In the first case ("i"), yes, the sleeping thread will get popped out of its call to Thread#sleep()
by way of an InterruptedException
being thrown. At this point, the thread's status flag represented by Thread#isInterrupted()
will be cleared; calling Thread#isInterrupted()
would return false. Since the InterruptedException
is in flight, the message has been sent to all transitive callers.
It's then the callers' responsibility to catch that exception and do one of two things:
- either exit the current thread, or
- call
Thread#interrupt()
on the current thread (that is, Thread.currentThread().interrupt()
)
When you say that thread "t1" is "still in a sleep, wait, or join state," the only way it could be so after its initial call to Thread#sleep()
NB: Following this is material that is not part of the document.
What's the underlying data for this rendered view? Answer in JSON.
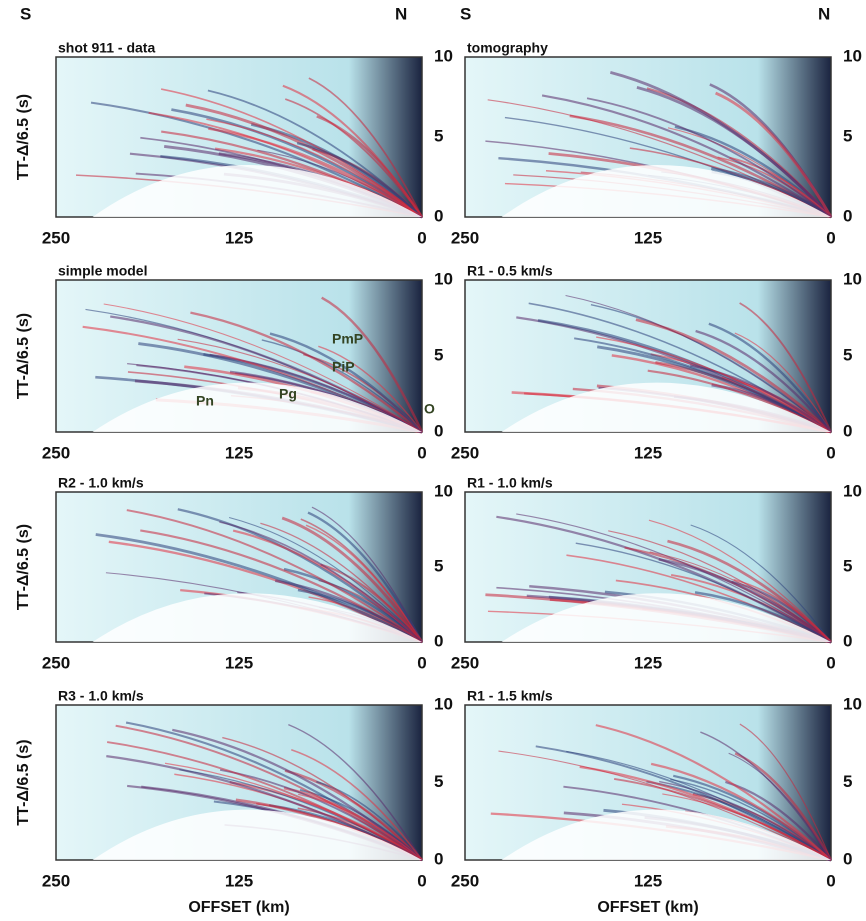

exited via InterruptedException
is if it caught the exception, ignored it, and called on some blocking method like Thread.sleep()
again before thread "t2" has a chance to interrupt it a second time.
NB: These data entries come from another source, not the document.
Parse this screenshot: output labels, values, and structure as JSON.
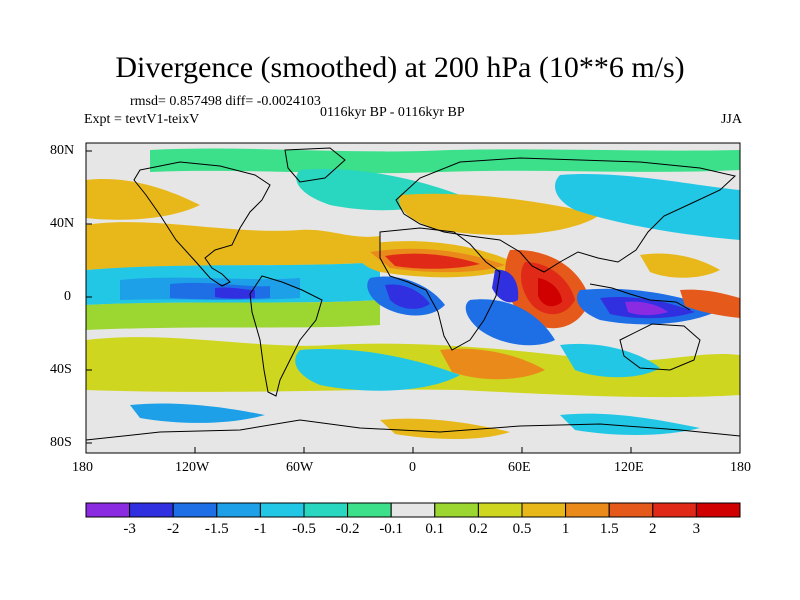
{
  "title": "Divergence (smoothed) at 200 hPa (10**6 m/s)",
  "stats_line": "rmsd= 0.857498 diff= -0.0024103",
  "experiment": "Expt = tevtV1-teixV",
  "period": "0116kyr BP - 0116kyr BP",
  "season": "JJA",
  "axes": {
    "x_ticks": [
      "180",
      "120W",
      "60W",
      "0",
      "60E",
      "120E",
      "180"
    ],
    "y_ticks": [
      "80N",
      "40N",
      "0",
      "40S",
      "80S"
    ]
  },
  "colorbar": {
    "labels": [
      "-3",
      "-2",
      "-1.5",
      "-1",
      "-0.5",
      "-0.2",
      "-0.1",
      "0.1",
      "0.2",
      "0.5",
      "1",
      "1.5",
      "2",
      "3"
    ],
    "colors": [
      "#8a2be2",
      "#3030e0",
      "#1e6fe6",
      "#1da0e8",
      "#22c7e6",
      "#29d6c0",
      "#3ce08a",
      "#e6e6e6",
      "#9bd631",
      "#cfd61f",
      "#e8b81a",
      "#ea8a1a",
      "#e5591b",
      "#e02a17",
      "#d00000"
    ]
  },
  "colors": {
    "land_outline": "#000000",
    "neutral": "#e6e6e6"
  }
}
If thread "t2" were to interrupt thread "t1" again while "t1" is currently blocked on an interruptible method call, "t1"'s call will again exit with an InterruptedException
. Otherwise, the thread's interruption flag will be set for later detection.
Every time one calls Thread#interrupt()
, the the interruption status of that target thread will be set to "true," meaning the thread has been interrupted since its interruption status was last cleared. The next time that the interrupted thread attempts to make a blocking call to an interruptible method, the thread's interruption status will be cleared and the method will throw InterruptedException
.
Note that clearing the interruption status like that does not lose information so long as the clearing is immediately followed by throwing InterruptedException
. A thrown InterruptedException
is best interpreted as, "This thread had its interruption status set at some point prior, and now it's your responsibility to react and, usually, to warn subsequent callers of the intended interruption." You achieve the latter objective by calling Thread#interrupt()
after catching InterruptedException
, restoring the interruption status for others to see.
See the book Java Concurrency in Practice for a more authoritative description of this protocol.